"Der Vorschlag, das Immissionschutzgesetz so zu ändern, dass Fahrverbote gesetzlich erschwert werden, ist eine Bankrott-Erklärung der deutschen Verkehrspolitik der vergangenen zehn Jahre", sagt Ismail Ertug, verkehrspolitischer Sprecher der SPD-Europaabgeordneten. "Manchmal hat man den Eindruck, Bundeskanzleramt und Verkehrsministerium seien von den drohenden Fahrverboten überrascht worden. Dabei ist die Problematik seit Jahren bekannt, aber die letzten deutschen Verkehrsminister haben nichts dagegen unternommen. Mit diesem juristischen Winkelzug will man sich nun aus der selbstverschuldeten Misere stehlen."
Bundeskanzlerin Angela Merkel hatte angekündigt, das Deutsche Immissionschutzgesetz so abändern zu wollen, dass Fahrverbote als unverhältnismäßige Maßnahmen eingestuft werden sollen, wenn Schadstoffgrenzwerte nur geringfügig überschritten werden. Derzeit werden die in der EU-Richtlinie 2008/50/EG festgeschriebenen Grenzwerte für Stickoxide in 51 deutschen Städten überschritten. Auf Bundesebene werden die EU-Grenzwerte und deren Umsetzung im sogenannten Immissionsschutzgesetz geregelt.
"Jemand der so argumentiert, steht nicht auf der Seite der Autobesitzerinnen und -besitzer, sondern auf der Seite derjenigen, die zehn Jahre lang bewusst die Hände in den Schoß gelegt haben. Wenn fahrlässiges politisches Handeln oder Nichthandeln ohne Konsequenzen bleibt, hinterlässt das einen bitteren Beigeschmack und bestärkt nicht zuletzt radikale Kräfte in ihrem Feldzug gegen‚ die da oben‘ ", so Ismail Ertug.

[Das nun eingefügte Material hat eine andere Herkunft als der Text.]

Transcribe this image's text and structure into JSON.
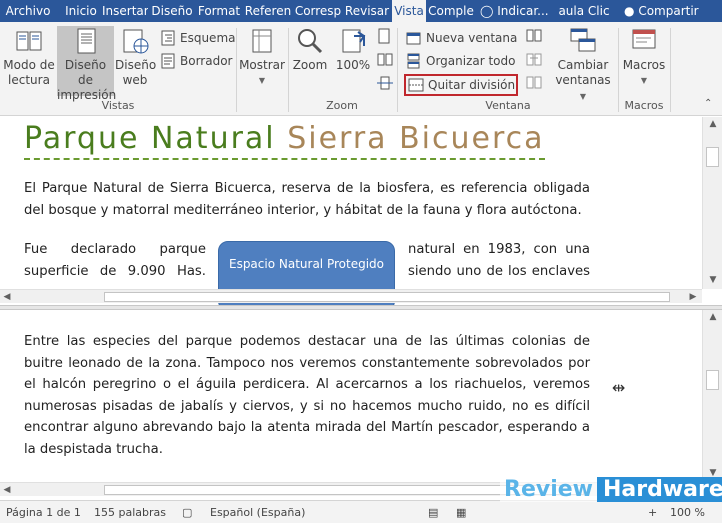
{
  "tabs": [
    "Archivo",
    "Inicio",
    "Insertar",
    "Diseño",
    "Format",
    "Referen",
    "Corresp",
    "Revisar",
    "Vista",
    "Comple",
    "Indicar...",
    "aula Clic",
    "Compartir"
  ],
  "active_tab": "Vista",
  "ribbon": {
    "vistas": {
      "modo_lectura": "Modo de lectura",
      "diseno_impresion": "Diseño de impresión",
      "diseno_web": "Diseño web",
      "esquema": "Esquema",
      "borrador": "Borrador",
      "label": "Vistas"
    },
    "mostrar": "Mostrar",
    "zoom": {
      "zoom": "Zoom",
      "cien": "100%",
      "label": "Zoom"
    },
    "ventana": {
      "nueva_ventana": "Nueva ventana",
      "organizar_todo": "Organizar todo",
      "quitar_division": "Quitar división",
      "cambiar_ventanas": "Cambiar ventanas",
      "label": "Ventana"
    },
    "macros": {
      "macros": "Macros",
      "label": "Macros"
    }
  },
  "document": {
    "title_part1": "Parque Natural ",
    "title_part2": "Sierra Bicuerca",
    "para1": "El Parque Natural de Sierra Bicuerca, reserva de la biosfera, es referencia obligada del bosque y matorral mediterráneo interior, y hábitat de la fauna y flora autóctona.",
    "para2_left_line1": "Fue declarado parque",
    "para2_left_line2": "superficie de 9.090 Has.",
    "para2_right_line1": "natural en 1983, con una",
    "para2_right_line2": "siendo uno de los enclaves",
    "shape_text": "Espacio Natural Protegido",
    "para3": "Entre las especies del parque podemos destacar una de las últimas colonias de buitre leonado de la zona. Tampoco nos veremos constantemente sobrevolados por el halcón peregrino o el águila perdicera. Al acercarnos a los riachuelos, veremos numerosas pisadas de jabalís y ciervos, y si no hacemos mucho ruido, no es difícil encontrar alguno abrevando bajo la atenta mirada del Martín pescador, esperando a la despistada trucha."
  },
  "status": {
    "page": "Página 1 de 1",
    "words": "155 palabras",
    "language": "Español (España)",
    "zoom": "100 %"
  },
  "watermark": {
    "part1": "Review",
    "part2": "Hardware"
  },
  "colors": {
    "accent": "#2b579a",
    "highlight_box": "#c0272d",
    "title_green": "#4a7d1e",
    "title_brown": "#a88659",
    "shape_fill": "#4f7fc0"
  }
}
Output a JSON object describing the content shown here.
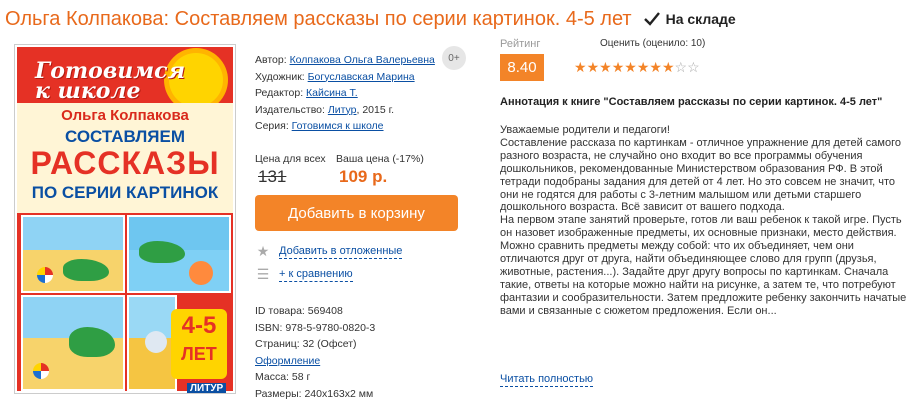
{
  "header": {
    "title": "Ольга Колпакова: Составляем рассказы по серии картинок. 4-5 лет",
    "stock_label": "На складе"
  },
  "cover": {
    "series_logo": "Готовимся к школе",
    "author": "Ольга Колпакова",
    "title_line1": "СОСТАВЛЯЕМ",
    "title_line2": "РАССКАЗЫ",
    "title_line3": "ПО СЕРИИ КАРТИНОК",
    "age_number": "4-5",
    "age_word": "ЛЕТ",
    "publisher_mark": "ЛИТУР"
  },
  "details": {
    "author_label": "Автор:",
    "author_value": "Колпакова Ольга Валерьевна",
    "illustrator_label": "Художник:",
    "illustrator_value": "Богуславская Марина",
    "editor_label": "Редактор:",
    "editor_value": "Кайсина Т.",
    "publisher_label": "Издательство:",
    "publisher_value": "Литур",
    "publisher_year": ", 2015 г.",
    "series_label": "Серия:",
    "series_value": "Готовимся к школе",
    "age_badge": "0+"
  },
  "price": {
    "all_label": "Цена для всех",
    "your_label": "Ваша цена (-17%)",
    "old": "131",
    "new": "109 р."
  },
  "actions": {
    "add_to_cart": "Добавить в корзину",
    "wishlist": "Добавить в отложенные",
    "compare": "+ к сравнению"
  },
  "specs": {
    "id": "ID товара: 569408",
    "isbn": "ISBN: 978-5-9780-0820-3",
    "pages": "Страниц: 32 (Офсет)",
    "design_link": "Оформление",
    "weight": "Масса: 58 г",
    "dims": "Размеры: 240x163x2 мм"
  },
  "rating": {
    "label": "Рейтинг",
    "value": "8.40",
    "rate_label": "Оценить (оценило: 10)",
    "stars_filled": 8,
    "stars_total": 10,
    "accent": "#f38428"
  },
  "annotation": {
    "title": "Аннотация к книге \"Составляем рассказы по серии картинок. 4-5 лет\"",
    "greeting": "Уважаемые родители и педагоги!",
    "body": "Составление рассказа по картинкам - отличное упражнение для детей самого разного возраста, не случайно оно входит во все программы обучения дошкольников, рекомендованные Министерством образования РФ. В этой тетради подобраны задания для детей от 4 лет. Но это совсем не значит, что они не годятся для работы с 3-летним малышом или детьми старшего дошкольного возраста. Всё зависит от вашего подхода.",
    "body2": "На первом этапе занятий проверьте, готов ли ваш ребенок к такой игре. Пусть он назовет изображенные предметы, их основные признаки, место действия. Можно сравнить предметы между собой: что их объединяет, чем они отличаются друг от друга, найти объединяющее слово для групп (друзья, животные, растения...). Задайте друг другу вопросы по картинкам. Сначала такие, ответы на которые можно найти на рисунке, а затем те, что потребуют фантазии и сообразительности. Затем предложите ребенку закончить начатые вами и связанные с сюжетом предложения. Если он...",
    "read_more": "Читать полностью"
  }
}
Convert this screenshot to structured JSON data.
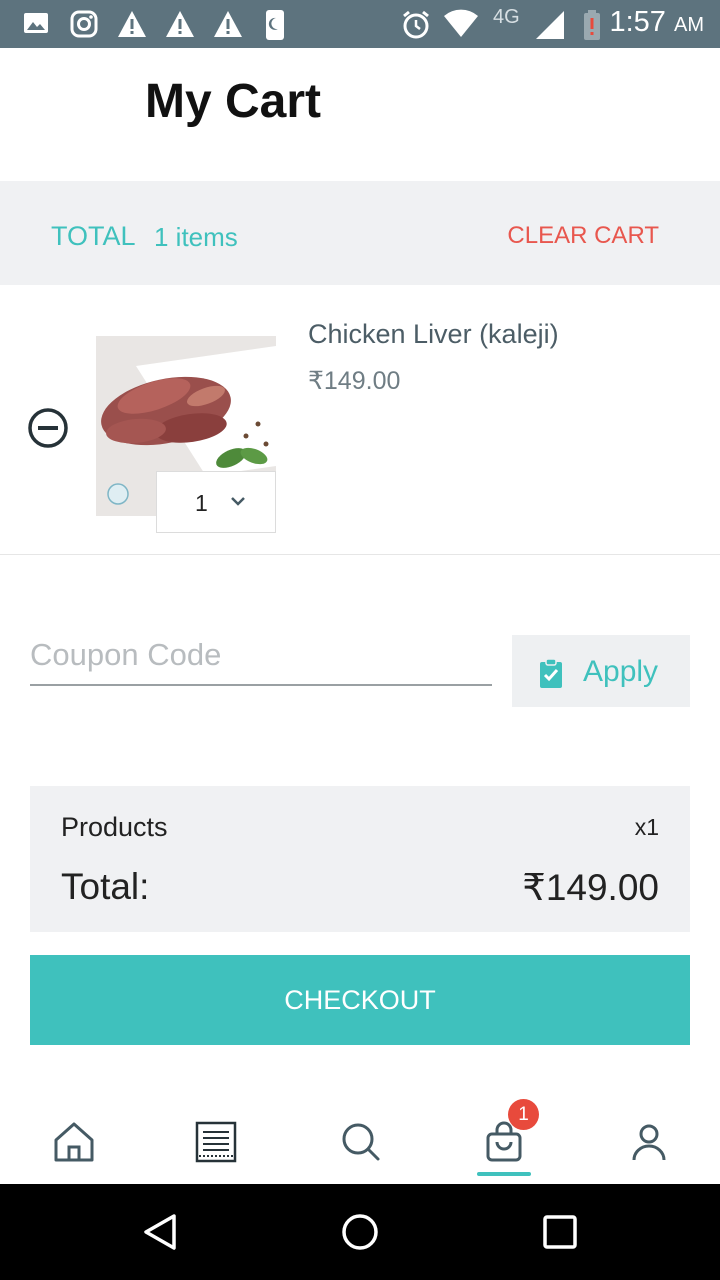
{
  "status_bar": {
    "time": "1:57",
    "ampm": "AM",
    "network": "4G",
    "icons": [
      "image-icon",
      "instagram-icon",
      "warning-icon",
      "warning-icon",
      "warning-icon",
      "phone-icon",
      "alarm-icon",
      "wifi-icon",
      "signal-icon",
      "battery-low-icon"
    ]
  },
  "header": {
    "title": "My Cart"
  },
  "summary": {
    "total_label": "TOTAL",
    "items_count": "1 items",
    "clear_cart_label": "CLEAR CART"
  },
  "cart": {
    "items": [
      {
        "name": "Chicken Liver (kaleji)",
        "price": "₹149.00",
        "quantity": "1"
      }
    ]
  },
  "coupon": {
    "placeholder": "Coupon Code",
    "value": "",
    "apply_label": "Apply"
  },
  "totals": {
    "products_label": "Products",
    "products_qty": "x1",
    "total_label": "Total:",
    "total_amount": "₹149.00"
  },
  "checkout": {
    "label": "CHECKOUT"
  },
  "bottom_nav": {
    "items": [
      "home-icon",
      "catalog-icon",
      "search-icon",
      "cart-icon",
      "profile-icon"
    ],
    "cart_badge": "1",
    "active": "cart"
  },
  "colors": {
    "accent": "#3fc1bd",
    "danger": "#e8574e",
    "badge": "#e84a3c",
    "status_bar": "#5d737e"
  }
}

"Die Europäische Luftqualitäts-Richtlinie gilt seit dem Jahr 2010. Die darin definierten Grenzwerte für Schadstoffe sind keine politische Verhandlungsmasse, sondern gesundheitliche Vorsorgewerte", so Tiemo Wölken, Mitglied im Umweltausschuss. "Die EU-Mitgliedsstaaten, auch Deutschland, hatten ausreichend Zeit, um sicherzustellen, dass die Luftqualität in europäischen Städten den Vorgaben der Richtlinie entspricht. Das Pochen auf das Einhalten der Grenzwerte erfüllt dabei keinen Selbstzweck, sondern wir fordern es zum Schutz der Bürgerinnen und Bürger. Jeder Jura-Studierende lernt, dass gesetzliche Grenzwerte - und seien sie auch noch so knapp verfehlt - einzuhalten sind. Dieses rechtstaatliche Grundwissen darf auch im Kanzleramt und im Verkehrsministerium vorausgesetzt werden."